Les règles encadrent l'intervention d'un tiers, un syndicat par exemple, durant la période électorale. Il n'est pas autorisé à dépenser de l'argent pour influencer les électeurs ou pour s'opposer ouvertement à des candidats pendant la campagne officielle.

Le premier ministre Philippe Couillard a déjà annoncé que les élections seront déclenchées le 23 août, ce qui laisse peu de temps aux dirigeants syndicaux pour rappeler aux électeurs le « danger » de voter pour les libéraux ou la CAQ.

« Je pense que nos règles sont trop strictes. On marche sur des œufs », a déploré M. Ranger. « Les candidats ont le droit de dire ce qu'ils veulent. Les chroniqueurs d'opinion prennent position, ils ont le droit de le faire, mais le syndicat, toi, tais-toi. Toi, tu n'en pas le droit. Tu n'es pas invité. Moi je pense que oui, on est invités et on doit participer aux débats publics. »

Le syndicat de M. Ranger et d'autres groupes de travailleurs ont ciblé 14 circonscriptions dans lesquelles ils pensent pouvoir empêcher la victoire d'un candidat libéral ou caquiste. Ils apporteront une aide aux péquistes et aux solidaires.

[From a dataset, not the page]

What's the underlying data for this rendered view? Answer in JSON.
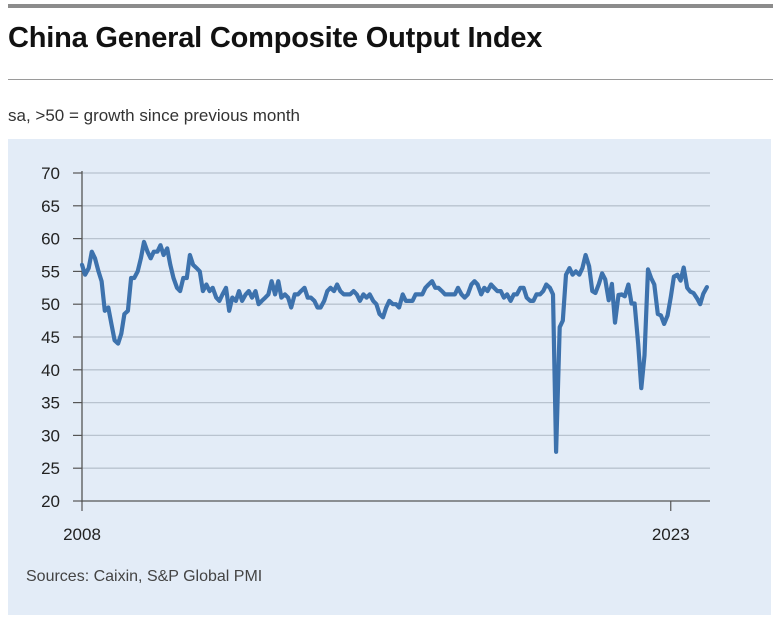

Les syndicats peuvent organiser des conférences de presse pendant la campagne électorale. Les membres individuels peuvent donner de leur temps pour faire des appels ou sonner aux portes, mais c'est à peu près tout ce qu'ils peuvent faire, a déclaré Ranger.

La CAQ invite au respect des règles

L'intervention d'un tiers peut parfois nuire à un parti ou à un candidat, comme cela a été le cas du député conservateur fédéral Maxime Bernier.

Jacques Roy, un producteur laitier, avait lancé un groupe Facebook contre M. Bernier – parce que celui-ci s'opposait à la gestion de l'offre – lors de la dernière course au leadership du Parti conservateur.

Le nombre d'adhérents a rapidement atteint le plateau des 10 000 membres. Il a persuadé des gens de l'ensemble de la province d'adhérer au PCC et de voter pour le principal adversaire de M. Bernier, l'éventuel vainqueur Andrew Scheer.

« Cela a très bien fonctionné », a rappelé M. Roy.

De son côté, le porte-parole de la CAQ, Ewan Sauvé, semble prendre avec un grain de sel l'intervention des syndicats.

« Tous ont le droit d'exprimer leur point de vue », a-t-il commenté dans un courriel transmis à La Presse canadienne. « Nous appelons les syndicats à le faire en respectant les règles électorales en vigueur. »

« Les syndicats ne doivent pas perdre de vue que leur mission première est de représenter les intérêts de leurs membres et non pas de faire de la politique », a-t-il ajouté.